The Making of Two WWII Memorabilia Collectors
Whenever I meet a collector, the first question that erupts from my mind is, “How did you get interested in ….” I’m fascinated by the process—the how and why and the way. To enhance our upcoming exhibit on the American home front during World War II, Produce for Victory, I asked Bill Given and Terry Reddick to install a military exhibit in the adjacent gallery. People will experience the European and Pacific fronts before entering the Montgomery Gallery to see the home front. As Terry and Bill have been bringing in their uniforms, helmets and other pieces, I’ve been wondering how their passion was ignited.
When Terry was a twelve-year old, he had three experiences that opened the windows of his imagination. First, he was parachuted into combat with a John Wayne war movie. Next he read The Night of Germany, which told the story of the German flying ace, Manfred von Richthofen, better known as The Red Baron. Lastly, the hook was set when Terry spied an ad for a genuine German Iron Cross in Popular Mechanics. He immediately mailed in his $1.50. Although it turned out to be a fake, Terry’s love of WWII history was anchored for life. His first authentic collectibles came from his father’s friends. Harvey Buker, Harold Nelson and Jim Carr gave him a helmet, medals and other German pieces.
Bill’s fascination began when at age ten he visited an uncle in Columbus. A WWII veteran in the European theatre, Bill’s uncle showed him German steins, bayonets and armbands. In 1974, the uncle’s collection was presented to his attentive nephew, Bill. A year later, Bill met Terry who introduced him to dealers and collectors. Both Terry and Bill’s interest has grown to include all of the American military action from the Civil War to the Viet Nam War, but WWII is still their preferred period.
Terry and Bill love the thrill of the hunt. They add to their collections by attending military shows, antique shops and garage sales. The most productive way is through word of mouth—whether it’s local people or collectors spreading the word. Bill loves speaking at service clubs about his hobby and sharing his love of history with others. Through these engagements, Bill has met “tons of generous people”—too many to name—who have shared their collectibles with him.
Bill and Terry each have their own specialty. For Bill, it’s edged weapons from WWII and the Civil War. Terry’s expertise is in headgear, daggers, medals and declarations. They sometimes trade with each other, with a promise of visitation privileges. When Bill was asked which piece gives him the most pleasure, he responded by giving several: A grouping of Civil War letters and documents from a single family, WWII items from Norm Wright and his father who was a chaplain during the war, and a WWII German honor dagger presented to the widow of a First Gunnery Officer on the Battleship Bismarck. When asked to name his most cherished pieces, Terry was hard put. He loves them all, but finally noted three: a Grim Reaper Squadron Patch from the Army Air Corps, a presentation copy of Mein Kampf, and German and American Air Corps Wings.

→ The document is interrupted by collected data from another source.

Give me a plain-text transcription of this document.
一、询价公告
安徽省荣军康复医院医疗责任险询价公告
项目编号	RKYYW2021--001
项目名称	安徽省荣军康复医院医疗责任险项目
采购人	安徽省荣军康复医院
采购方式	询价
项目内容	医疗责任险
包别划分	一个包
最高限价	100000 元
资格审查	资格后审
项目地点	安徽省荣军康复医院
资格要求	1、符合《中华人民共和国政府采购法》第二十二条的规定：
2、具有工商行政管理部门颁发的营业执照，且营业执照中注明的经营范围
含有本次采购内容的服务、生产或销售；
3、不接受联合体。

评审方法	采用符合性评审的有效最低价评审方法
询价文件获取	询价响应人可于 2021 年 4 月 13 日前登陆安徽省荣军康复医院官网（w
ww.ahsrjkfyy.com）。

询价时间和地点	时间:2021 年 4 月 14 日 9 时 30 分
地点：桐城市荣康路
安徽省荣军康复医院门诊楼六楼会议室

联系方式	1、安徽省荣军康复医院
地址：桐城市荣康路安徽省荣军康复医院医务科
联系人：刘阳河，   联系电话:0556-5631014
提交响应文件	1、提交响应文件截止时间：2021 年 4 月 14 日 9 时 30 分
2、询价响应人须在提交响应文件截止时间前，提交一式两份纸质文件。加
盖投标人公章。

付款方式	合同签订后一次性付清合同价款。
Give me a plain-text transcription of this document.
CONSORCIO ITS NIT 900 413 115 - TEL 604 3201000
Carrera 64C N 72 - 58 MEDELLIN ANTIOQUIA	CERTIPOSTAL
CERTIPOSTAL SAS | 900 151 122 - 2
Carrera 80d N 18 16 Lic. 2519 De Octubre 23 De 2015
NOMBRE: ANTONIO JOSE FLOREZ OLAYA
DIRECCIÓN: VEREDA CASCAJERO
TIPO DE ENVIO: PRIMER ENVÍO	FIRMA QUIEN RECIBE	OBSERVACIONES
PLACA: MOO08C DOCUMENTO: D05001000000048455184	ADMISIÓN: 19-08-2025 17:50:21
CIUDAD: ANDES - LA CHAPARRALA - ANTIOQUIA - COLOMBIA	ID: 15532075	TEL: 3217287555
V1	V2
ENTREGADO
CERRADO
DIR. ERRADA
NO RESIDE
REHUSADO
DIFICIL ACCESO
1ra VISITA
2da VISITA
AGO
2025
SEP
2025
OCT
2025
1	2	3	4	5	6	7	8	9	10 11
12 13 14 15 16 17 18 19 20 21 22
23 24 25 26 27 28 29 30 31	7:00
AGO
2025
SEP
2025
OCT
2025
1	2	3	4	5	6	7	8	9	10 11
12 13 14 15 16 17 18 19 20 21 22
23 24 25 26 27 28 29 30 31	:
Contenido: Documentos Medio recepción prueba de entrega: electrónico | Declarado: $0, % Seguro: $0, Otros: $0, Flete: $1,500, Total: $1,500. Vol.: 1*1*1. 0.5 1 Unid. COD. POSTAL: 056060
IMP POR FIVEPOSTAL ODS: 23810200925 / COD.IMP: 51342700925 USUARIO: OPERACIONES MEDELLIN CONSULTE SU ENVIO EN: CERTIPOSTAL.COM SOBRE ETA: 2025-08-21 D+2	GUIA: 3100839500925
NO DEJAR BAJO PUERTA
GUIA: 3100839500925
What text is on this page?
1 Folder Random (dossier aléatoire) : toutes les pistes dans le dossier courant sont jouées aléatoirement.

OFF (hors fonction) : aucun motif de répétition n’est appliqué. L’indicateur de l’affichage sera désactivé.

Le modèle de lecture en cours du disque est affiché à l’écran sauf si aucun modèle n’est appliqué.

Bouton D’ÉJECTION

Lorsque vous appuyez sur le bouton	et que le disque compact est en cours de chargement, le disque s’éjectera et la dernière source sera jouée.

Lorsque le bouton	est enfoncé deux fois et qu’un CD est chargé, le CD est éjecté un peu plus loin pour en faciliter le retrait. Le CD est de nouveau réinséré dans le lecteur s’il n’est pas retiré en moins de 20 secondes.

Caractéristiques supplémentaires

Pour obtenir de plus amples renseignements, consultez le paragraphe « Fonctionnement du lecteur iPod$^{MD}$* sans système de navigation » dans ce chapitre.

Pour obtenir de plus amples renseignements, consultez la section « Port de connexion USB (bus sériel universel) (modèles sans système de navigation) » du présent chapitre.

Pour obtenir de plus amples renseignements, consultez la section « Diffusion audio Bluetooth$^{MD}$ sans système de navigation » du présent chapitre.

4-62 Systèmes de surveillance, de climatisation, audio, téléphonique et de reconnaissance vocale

Collectors have their own fascinating histories to tell. We’re grateful that Bill and Terry are sharing some of their treasures with our visitors. The Johnson-Humrickhouse Museum’s WWII military exhibit will already be on display for the Civil War Encampment in Roscoe Village the weekend of July 16-17, continuing though September. Maybe this exhibition will fire up another 12-year old’s imagination.